In 2019, Well picked Chapel Hill over Boston for its $3.1 million main operations center at 419 W. Franklin Street. It also has offices in Newton, Mass.; Minneapolis, MN; and New York City. In exchange, the state offered a $3.9 million incentive package through a job development grant. The town of Chapel Hill and Orange County also chipped in a combined $981,000.
“The incentives provided at the state and local level were critical in narrowing the final decision down,” Loveman said.
Other big draws: Chapel Hill’s “favorable” business climate anchored by university; its quality standard of living; and its access to an available talent pool of clinicians, engineers, and other employees in the surrounding Triangle area, he said.
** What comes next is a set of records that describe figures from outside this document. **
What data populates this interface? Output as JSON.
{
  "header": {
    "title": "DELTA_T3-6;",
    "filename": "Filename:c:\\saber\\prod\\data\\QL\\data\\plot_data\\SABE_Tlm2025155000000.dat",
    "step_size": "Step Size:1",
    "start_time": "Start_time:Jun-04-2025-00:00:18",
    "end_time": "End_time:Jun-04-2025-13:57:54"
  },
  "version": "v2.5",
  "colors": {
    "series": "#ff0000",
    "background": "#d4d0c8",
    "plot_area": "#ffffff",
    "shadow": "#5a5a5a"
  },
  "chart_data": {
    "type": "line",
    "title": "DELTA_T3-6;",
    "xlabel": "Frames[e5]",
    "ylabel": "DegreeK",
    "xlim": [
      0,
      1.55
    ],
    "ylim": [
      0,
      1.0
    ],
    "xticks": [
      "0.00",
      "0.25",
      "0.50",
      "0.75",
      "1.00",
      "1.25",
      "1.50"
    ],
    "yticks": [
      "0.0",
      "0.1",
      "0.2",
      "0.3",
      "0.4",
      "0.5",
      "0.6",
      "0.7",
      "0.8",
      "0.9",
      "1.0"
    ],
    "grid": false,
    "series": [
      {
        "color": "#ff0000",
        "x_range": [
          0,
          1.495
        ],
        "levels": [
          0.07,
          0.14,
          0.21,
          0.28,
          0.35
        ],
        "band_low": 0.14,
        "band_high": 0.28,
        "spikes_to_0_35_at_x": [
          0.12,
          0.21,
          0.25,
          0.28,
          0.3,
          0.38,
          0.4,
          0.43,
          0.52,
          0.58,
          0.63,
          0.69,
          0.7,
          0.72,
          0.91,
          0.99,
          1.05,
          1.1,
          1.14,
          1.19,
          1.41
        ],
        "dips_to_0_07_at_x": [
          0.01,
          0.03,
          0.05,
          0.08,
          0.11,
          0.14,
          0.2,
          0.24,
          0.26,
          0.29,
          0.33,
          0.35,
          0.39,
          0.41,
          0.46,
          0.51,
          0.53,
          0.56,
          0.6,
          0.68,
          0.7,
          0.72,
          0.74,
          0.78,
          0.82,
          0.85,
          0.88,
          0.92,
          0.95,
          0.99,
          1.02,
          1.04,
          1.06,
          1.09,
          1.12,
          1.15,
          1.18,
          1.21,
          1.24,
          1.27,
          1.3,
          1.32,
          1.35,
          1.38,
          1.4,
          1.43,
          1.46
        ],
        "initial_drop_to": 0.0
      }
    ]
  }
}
“We’ve never had a day of regret,” Loveman said. “Chapel Hill has become an integral thread in the DNA of our company.”
Well is just one of several tech firms that have opted to be headquartered in Chapel Hill in recent years. Google set up an outpost in the town a few years back. Promising tech startups like CData Software and Quantworks also call Chapel Hill home.
That number is only expected to rise with new projects in the pipeline, said Dwight Bassett, the town’s director of economic development & parking services.
Chapel Hill’s new innovation hub – encompassing two buildings at 136 Rosemary Street and the adjoining 137 East Franklin Street – is currently being redeveloped by Charlotte-based Grubb Properties. It will occupy seven floors and roughly 118,000 square feet of space, including co-working offices and wet labs. It’s expected to open mid 2023.
In addition, the town recently approved Grubb Properties’ 238,000-square-foot, 7-story office building and wet lab facility on the 1.5-acre parcel at 150 East Rosemary. Meanwhile, roughly 106,000 square feet of high-end office space is already available at the recently launched The Gwendolyn on Glen Lennox Drive. Coworking firm Industrious has already moved in, taking up an entire floor in the new building.
“Until now, one of our biggest challenges in Orange County has been retaining talent,” Bassett said. “We educate these wonderful students at UNC, they come up with these amazing ideas, and then they leave because we didn’t provide the infrastructure for them to stay.”
But that’s now changing, he said.
“With the innovation hub and startups like Well establishing a foothold in the region, they now have the opportunity to go to school and then settle down here because we can provide jobs for them.”
Startups affiliated with UNC-Chapel Hill generated more than $14 billion in revenue during the fiscal year 2021, with 95% of that revenue being generated by companies headquartered in North Carolina, recent analysis by Innovate Carolina shows. That translates to more than 12,000 jobs across the state.
Meanwhile, Well’s founders said expansion plans for its company are already underway.
The startup intends to move into the building down the street that currently houses the Chapel Hill/Orange County Visitors Bureau by “late 2023.”
“We expect to scale our headcount rapidly in the coming years,” Loveman said. “We plan to be an active partner in building a startup community here in Chapel Hill that bolsters all the ingredients needed to drive innovation, from talent to culture to infrastructure.”